After finishing the center of the quilt, I then needed to figure out something for the borders.  And again, the quilt sat and sat and sat. My first idea was to trace some of the fire trucks in a repeating design around the border. But after spending so much time on 17 fire hydrants (and then plucking out the golden threads paper scraps) that was a bit daunting.  Finally on December 31st I returned to Google and searched for a flame motif I could adapt around a border.  I came to my senses and then using a chalk pen drew a freehand flame and loop motif around the border - and stitched it.

So - what did I learn?

  1. PRACTICE the basics of FMQ before starting the next detailed project. I took this quilt with me to the Melody Crisp workshop I attended last March, and she suggested edge to edge straight line quilting off the points of the chains - which of course by then had been stitched and all threads buried from inner border to inner border. I will remember that for the next kids quilt.  Her point is that for a quilt that will be loved and dragged behind a three or four year old that simple quilting is perfectly okay.
  2. Little detailed motifs are much easier to draw than to follow on a sewing machine... especially when your closed toe foot gets caught under the paper on the way in (may have to try taping rather than pinning the Golden Threads paper next time I use it.  Refer back to point 1- more practice is needed.
  3. DONE is better than not done!
  4. REALLY IMPORTANT! When unpinning a border because it is well anchored, both by water soluble thread and previous quilting - it is a good idea to leave pins in the corners.  When I flipped the quilt over before trimming it, I found that I had crumpled the backing in not one but 2 corners - unfortunately, I thought it was only 1, so I had to make 2 trips back to the machine to restitch the border corners as I found the second error while trimming that corner - fortunately I hadn't made a fatal cut yet.
  5. Watch out for the open toe foot - which is, at least for me, much easier to use when following a pattern - I managed to catch it under a line of stitching at least once.
  6. SLOW DOWN!  Quilting is not a race - and when I slowed down, it was much easier to follow my pattern.  I am also adjusting how I work the foot pedal to reduce stress - though this is still a work in progress.
  7. I'm not wild about my chair.  From a support perspective it is great for my back. But the arms are not adjustable - a key factor I missed while sitting and testing a few dozen chairs one afternoon - and it makes it very hard to get close to the machine because of the way my table is built.
  8. Pressing and starching the binding after attaching it makes it easier to work with - the last few quilts, I felt like I was wrestling with the quilt to get the binding to fold over.  The binding was made months ago, once I decided which print to use to bind it.  Turns out, I really like making binding strips - kind of relaxing.
  9. Think outside the box for quilting motifs...  Initially, I fixated on the Irish Chain and felt the need to to "frame" a quilting motif inside each Dalmatian square. I wanted to avoid an all-over meander/stipple. A few days ago, reading someone's description of how they practiced free-motion quilting, I had an epiphany - which will be saved for future quilts... look to the backing for options. This quilt is backed with scattered fire trucks - and it would have been both fun, and probably a lot easier to meander around the quilt outlining the trucks and rescue vehicles. I will remember this for future projects.
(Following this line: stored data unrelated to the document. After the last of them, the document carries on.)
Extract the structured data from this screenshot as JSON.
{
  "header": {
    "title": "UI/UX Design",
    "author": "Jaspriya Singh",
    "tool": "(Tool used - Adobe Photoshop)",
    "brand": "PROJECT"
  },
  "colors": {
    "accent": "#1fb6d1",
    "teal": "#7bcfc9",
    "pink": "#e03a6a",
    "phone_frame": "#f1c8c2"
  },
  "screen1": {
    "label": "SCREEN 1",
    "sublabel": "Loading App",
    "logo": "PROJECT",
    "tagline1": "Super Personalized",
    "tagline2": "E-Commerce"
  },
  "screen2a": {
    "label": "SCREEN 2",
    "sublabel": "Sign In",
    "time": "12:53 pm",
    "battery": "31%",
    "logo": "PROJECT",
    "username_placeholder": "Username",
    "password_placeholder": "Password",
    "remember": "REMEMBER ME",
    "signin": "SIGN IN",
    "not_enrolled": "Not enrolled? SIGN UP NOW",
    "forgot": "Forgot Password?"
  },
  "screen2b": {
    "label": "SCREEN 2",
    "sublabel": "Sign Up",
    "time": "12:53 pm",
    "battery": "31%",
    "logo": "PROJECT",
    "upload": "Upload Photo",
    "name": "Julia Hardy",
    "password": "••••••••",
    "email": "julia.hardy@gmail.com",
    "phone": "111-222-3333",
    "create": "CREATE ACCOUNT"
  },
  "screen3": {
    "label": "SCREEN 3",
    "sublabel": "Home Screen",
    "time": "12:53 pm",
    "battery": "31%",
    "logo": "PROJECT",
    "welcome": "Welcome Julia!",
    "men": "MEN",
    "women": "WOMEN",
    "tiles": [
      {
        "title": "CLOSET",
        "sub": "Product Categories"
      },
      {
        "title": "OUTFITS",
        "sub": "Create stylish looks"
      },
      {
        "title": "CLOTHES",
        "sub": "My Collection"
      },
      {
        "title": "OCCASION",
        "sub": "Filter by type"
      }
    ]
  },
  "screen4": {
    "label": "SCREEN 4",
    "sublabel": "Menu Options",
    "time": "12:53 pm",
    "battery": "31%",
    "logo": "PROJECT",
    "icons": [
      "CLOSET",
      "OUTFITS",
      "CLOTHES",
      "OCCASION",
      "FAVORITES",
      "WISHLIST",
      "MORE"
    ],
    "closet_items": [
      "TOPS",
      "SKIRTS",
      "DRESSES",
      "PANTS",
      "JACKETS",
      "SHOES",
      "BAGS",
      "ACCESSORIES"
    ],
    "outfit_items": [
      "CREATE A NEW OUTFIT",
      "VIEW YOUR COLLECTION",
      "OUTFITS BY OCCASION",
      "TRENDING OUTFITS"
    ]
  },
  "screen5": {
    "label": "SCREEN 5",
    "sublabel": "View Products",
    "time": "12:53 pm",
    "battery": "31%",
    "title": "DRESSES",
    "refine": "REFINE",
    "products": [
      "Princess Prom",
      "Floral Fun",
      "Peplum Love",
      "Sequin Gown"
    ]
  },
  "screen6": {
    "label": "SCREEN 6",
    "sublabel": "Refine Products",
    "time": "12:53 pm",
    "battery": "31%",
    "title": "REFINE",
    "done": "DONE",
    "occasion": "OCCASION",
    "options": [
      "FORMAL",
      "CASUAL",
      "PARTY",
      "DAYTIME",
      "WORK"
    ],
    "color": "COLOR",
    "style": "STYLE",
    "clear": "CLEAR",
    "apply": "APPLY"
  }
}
The quilt is trimmed and the binding machine stitched to the front. The quilt is now "portable" and suitable for stitching while waiting for hockey practice to finish.  And it WILL be ready for my nephew's birthday in a few weeks.

As I stitch the binding on, I'm finding that I must have been slightly off center of my machine when I applied the binding. I mismeasured and cut the binding strips 2 inches instead of 2 1/4 inches, so the binding is applied a scant quarter inch from the edge. At one end, there is almost a perfect balance of filled binding and even on each side.  However, towards the middle, there is much more of the binding on the back of the quilt than the front.  So far, I am not having a problem covering the seam from where it was sewed on the front.